The ADHD Expert Consortium is comprised of psychiatrists, psychologists, neurologists, pediatricians, nurse practitioners, neuropsychologists, coaches and patient advocates, all passionate about improving the standard of care for ADHD. Consortium experts advocate for immediate improvements in the diagnostic and treatment process to create meaningful change for their patients, loved ones and across all facets of the healthcare industry. 

Consortium members share the impact acting now can have: 

“It’s important that we act now to integrate more objective measures in mental health to assess, diagnose, manage and treat. We need more evidence-based tools in our treatment, which will lead to better outcome measures and higher reimbursement rates.” 

~Dr. David Aversa, University Psychiatrist, Quinnipiac University; child, adolescent, forensic and adult psychiatrist

“If we act now, we can better identify people with ADHD from the get-go, as early as possible for kids and the families they live with, as it impacts everyone in a household. It’s not a one-and-done thing; it’s a chronic, lifelong condition. We need to stop the misconceptions and talk more broadly about the fact that ADHD is the most common neuro-behavioral condition in pediatrics. Tying not just identification but appropriate treatment referrals and care coordination so it follows the child and grows with them.” 

~Nerissa Bauer, behavioral pediatrician; health services researcher; creator of Teach Me ADHD; CEO of Let’s Talk Kids Health

“By acting now, we can improve people’s overall health. There’s a mind, body connection. If a person has ADHD, it affects their body, both mentally and physically. If we treat it now, we can improve their quality of life.” 
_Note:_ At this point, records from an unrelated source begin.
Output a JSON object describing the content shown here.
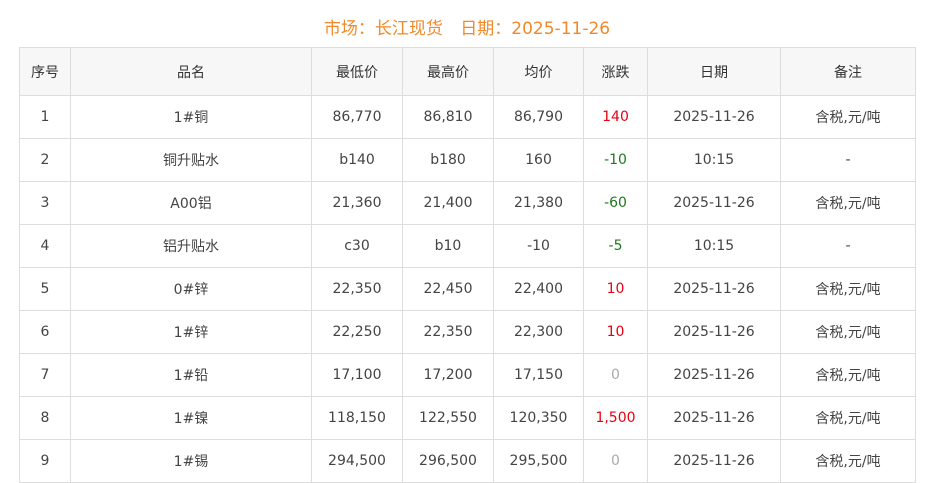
{
  "header": {
    "market_label": "市场：长江现货",
    "date_label": "日期：2025-11-26"
  },
  "colors": {
    "title": "#f0892a",
    "up": "#e60012",
    "down": "#1f7a1f",
    "flat": "#aaaaaa"
  },
  "table": {
    "columns": [
      "序号",
      "品名",
      "最低价",
      "最高价",
      "均价",
      "涨跌",
      "日期",
      "备注"
    ],
    "rows": [
      [
        "1",
        "1#铜",
        "86,770",
        "86,810",
        "86,790",
        "140",
        "2025-11-26",
        "含税,元/吨"
      ],
      [
        "2",
        "铜升贴水",
        "b140",
        "b180",
        "160",
        "-10",
        "10:15",
        "-"
      ],
      [
        "3",
        "A00铝",
        "21,360",
        "21,400",
        "21,380",
        "-60",
        "2025-11-26",
        "含税,元/吨"
      ],
      [
        "4",
        "铝升贴水",
        "c30",
        "b10",
        "-10",
        "-5",
        "10:15",
        "-"
      ],
      [
        "5",
        "0#锌",
        "22,350",
        "22,450",
        "22,400",
        "10",
        "2025-11-26",
        "含税,元/吨"
      ],
      [
        "6",
        "1#锌",
        "22,250",
        "22,350",
        "22,300",
        "10",
        "2025-11-26",
        "含税,元/吨"
      ],
      [
        "7",
        "1#铅",
        "17,100",
        "17,200",
        "17,150",
        "0",
        "2025-11-26",
        "含税,元/吨"
      ],
      [
        "8",
        "1#镍",
        "118,150",
        "122,550",
        "120,350",
        "1,500",
        "2025-11-26",
        "含税,元/吨"
      ],
      [
        "9",
        "1#锡",
        "294,500",
        "296,500",
        "295,500",
        "0",
        "2025-11-26",
        "含税,元/吨"
      ]
    ]
  }
}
~Dr. Perry Roy, internal medicine specialist, pediatrics, Carolina Attention Specialists

“As Helen Keller once shared, ‘Together we can do so much, alone we can do so little.’ The sooner we get individuals with ADHD treated, the better the outcomes. We run the risk of worst outcomes the longer we go without treatment. Studies are clear that ADHD treatment is among the safest and most effective in all of mental health. There’s a lot of misinformation due to the medication to treat ADHD can have serious side effects, but we must remember the benefits far outweigh the risks.” 
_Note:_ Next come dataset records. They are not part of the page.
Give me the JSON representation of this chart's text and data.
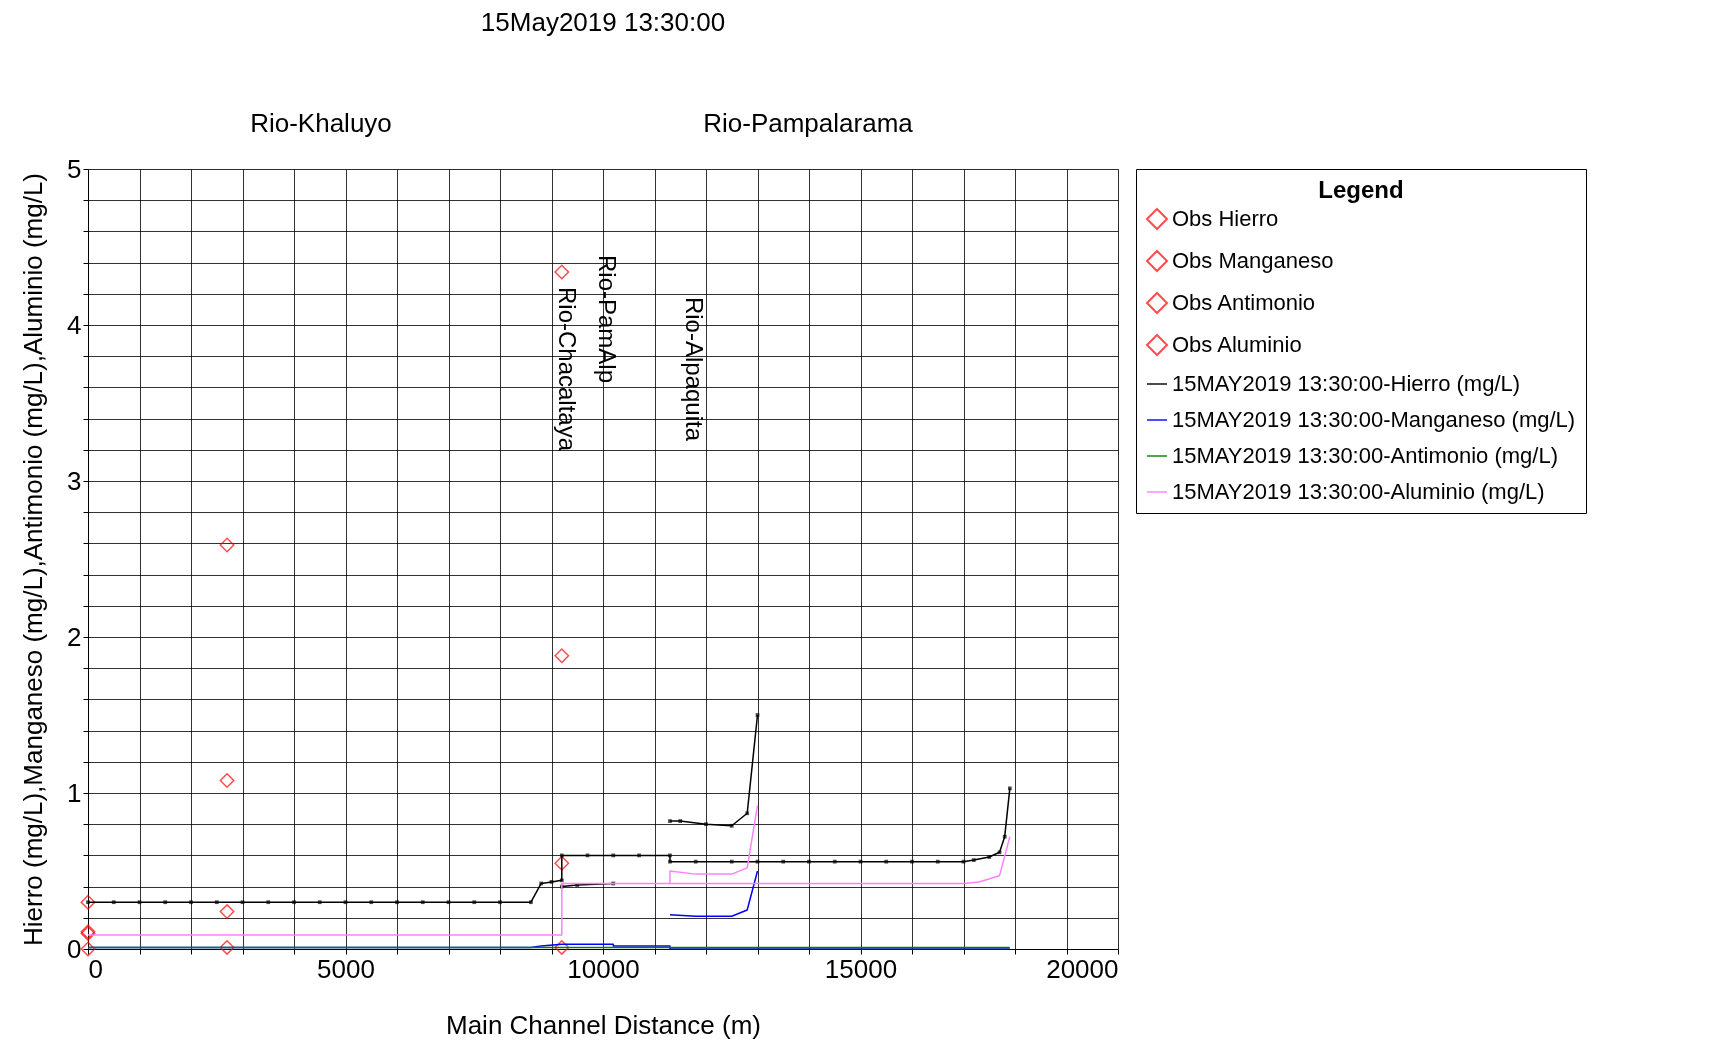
{
  "chart_data": {
    "type": "line",
    "title": "15May2019 13:30:00",
    "xlabel": "Main Channel Distance (m)",
    "ylabel": "Hierro (mg/L),Manganeso (mg/L),Antimonio (mg/L),Aluminio (mg/L)",
    "legend_title": "Legend",
    "legend": "right",
    "grid": true,
    "xlim": [
      0,
      20000
    ],
    "ylim": [
      0,
      5
    ],
    "xticks": [
      0,
      {
        "value": 1000,
        "label": null
      },
      {
        "value": 2000,
        "label": null
      },
      {
        "value": 3000,
        "label": null
      },
      {
        "value": 4000,
        "label": null
      },
      5000,
      {
        "value": 6000,
        "label": null
      },
      {
        "value": 7000,
        "label": null
      },
      {
        "value": 8000,
        "label": null
      },
      {
        "value": 9000,
        "label": null
      },
      10000,
      {
        "value": 11000,
        "label": null
      },
      {
        "value": 12000,
        "label": null
      },
      {
        "value": 13000,
        "label": null
      },
      {
        "value": 14000,
        "label": null
      },
      15000,
      {
        "value": 16000,
        "label": null
      },
      {
        "value": 17000,
        "label": null
      },
      {
        "value": 18000,
        "label": null
      },
      {
        "value": 19000,
        "label": null
      },
      20000
    ],
    "yticks": [
      0,
      {
        "value": 0.2,
        "label": null
      },
      {
        "value": 0.4,
        "label": null
      },
      {
        "value": 0.6,
        "label": null
      },
      {
        "value": 0.8,
        "label": null
      },
      1,
      {
        "value": 1.2,
        "label": null
      },
      {
        "value": 1.4,
        "label": null
      },
      {
        "value": 1.6,
        "label": null
      },
      {
        "value": 1.8,
        "label": null
      },
      2,
      {
        "value": 2.2,
        "label": null
      },
      {
        "value": 2.4,
        "label": null
      },
      {
        "value": 2.6,
        "label": null
      },
      {
        "value": 2.8,
        "label": null
      },
      3,
      {
        "value": 3.2,
        "label": null
      },
      {
        "value": 3.4,
        "label": null
      },
      {
        "value": 3.6,
        "label": null
      },
      {
        "value": 3.8,
        "label": null
      },
      4,
      {
        "value": 4.2,
        "label": null
      },
      {
        "value": 4.4,
        "label": null
      },
      {
        "value": 4.6,
        "label": null
      },
      {
        "value": 4.8,
        "label": null
      },
      5
    ],
    "annotations": [
      "Rio-Khaluyo",
      "Rio-Pampalarama",
      "Rio-Chacaltaya",
      "Rio-PamAlp",
      "Rio-Alpaquita"
    ],
    "series": [
      {
        "name": "Obs Hierro",
        "type": "scatter",
        "marker": "diamond",
        "color": "#ff0000",
        "x": [
          0,
          2700,
          9200
        ],
        "values": [
          0.3,
          2.59,
          4.34
        ]
      },
      {
        "name": "Obs Manganeso",
        "type": "scatter",
        "marker": "diamond",
        "color": "#ff0000",
        "x": [
          0,
          2700,
          9200
        ],
        "values": [
          0.11,
          0.24,
          0.55
        ]
      },
      {
        "name": "Obs Antimonio",
        "type": "scatter",
        "marker": "diamond",
        "color": "#ff0000",
        "x": [
          0,
          2700,
          9200
        ],
        "values": [
          0.0,
          0.01,
          0.01
        ]
      },
      {
        "name": "Obs Aluminio",
        "type": "scatter",
        "marker": "diamond",
        "color": "#ff0000",
        "x": [
          0,
          2700,
          9200
        ],
        "values": [
          0.1,
          1.08,
          1.88
        ]
      },
      {
        "name": "15MAY2019 13:30:00-Hierro (mg/L)",
        "marker": "square",
        "color": "#000000",
        "x": [
          0,
          500,
          1000,
          1500,
          2000,
          2500,
          3000,
          3500,
          4000,
          4500,
          5000,
          5500,
          6000,
          6500,
          7000,
          7500,
          8000,
          8600,
          8800,
          9000,
          9200,
          9200,
          9700,
          10200,
          10700,
          11300,
          11300,
          11800,
          12500,
          13000,
          13500,
          14000,
          14500,
          15000,
          15500,
          16000,
          16500,
          17000,
          17200,
          17500,
          17700,
          17800,
          17900,
          null,
          9200,
          9500,
          10200,
          null,
          11300,
          11500,
          12000,
          12500,
          12800,
          13000
        ],
        "values": [
          0.3,
          0.3,
          0.3,
          0.3,
          0.3,
          0.3,
          0.3,
          0.3,
          0.3,
          0.3,
          0.3,
          0.3,
          0.3,
          0.3,
          0.3,
          0.3,
          0.3,
          0.3,
          0.42,
          0.43,
          0.44,
          0.6,
          0.6,
          0.6,
          0.6,
          0.6,
          0.56,
          0.56,
          0.56,
          0.56,
          0.56,
          0.56,
          0.56,
          0.56,
          0.56,
          0.56,
          0.56,
          0.56,
          0.57,
          0.59,
          0.62,
          0.72,
          1.03,
          null,
          0.4,
          0.41,
          0.42,
          null,
          0.82,
          0.82,
          0.8,
          0.79,
          0.87,
          1.5
        ]
      },
      {
        "name": "15MAY2019 13:30:00-Manganeso (mg/L)",
        "color": "#0000ff",
        "x": [
          0,
          8600,
          8800,
          9200,
          10200,
          10200,
          11300,
          11300,
          17900,
          null,
          11300,
          11800,
          12500,
          12800,
          13000
        ],
        "values": [
          0.01,
          0.01,
          0.02,
          0.03,
          0.03,
          0.02,
          0.02,
          0.0,
          0.0,
          null,
          0.22,
          0.21,
          0.21,
          0.25,
          0.5
        ]
      },
      {
        "name": "15MAY2019 13:30:00-Antimonio (mg/L)",
        "color": "#008000",
        "x": [
          0,
          17900
        ],
        "values": [
          0.01,
          0.01
        ]
      },
      {
        "name": "15MAY2019 13:30:00-Aluminio (mg/L)",
        "color": "#ff80ff",
        "x": [
          0,
          9200,
          9200,
          11300,
          17000,
          17300,
          17700,
          17900,
          null,
          11300,
          11300,
          11800,
          12500,
          12800,
          13000
        ],
        "values": [
          0.09,
          0.09,
          0.42,
          0.42,
          0.42,
          0.43,
          0.47,
          0.72,
          null,
          0.42,
          0.5,
          0.48,
          0.48,
          0.52,
          0.92
        ]
      }
    ]
  }
}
~James Wiley, M.D., FAAP, Pediatrician at Focus-MD

What the Future Holds 

Fixing the challenges of ADHD will not happen overnight, but there’s an overwhelming need to act fast, starting at the foundation. Establishing a standardization of care that applies across all clinical settings – both telehealth and in-clinic – that blends technology-driven, evidence-based, objective measurements with the interview assessments gives providers and patients confidence that they’re delivering and receiving the highest quality of care. It also allows us to ensure that the right patients are receiving the right treatments. There’s so much hope for ADHD, But we have to act now.

McCall Letterle
McCall Letterle

McCall Letterle is the Head of Commercial Operation - North America for Obtech, where she is responsible for the regulatory, research, and clinical operations in the United States. She has previously worked as a US Clinical Advisor and clinical professional working for Qbtech. Her understanding of mental health and ADHD diagnostic procedures, neuropsychological assessment, treatment monitoring, practice management, US healthcare policy, and business/finance allows her to support hospitals, physician networks, and private clinics in improving their ADHD/Mental Healthcare. McCall also works closely with independent research networks using QbTest in various academic and research settings. She is passionate about advancing ADHD research and care within the United States.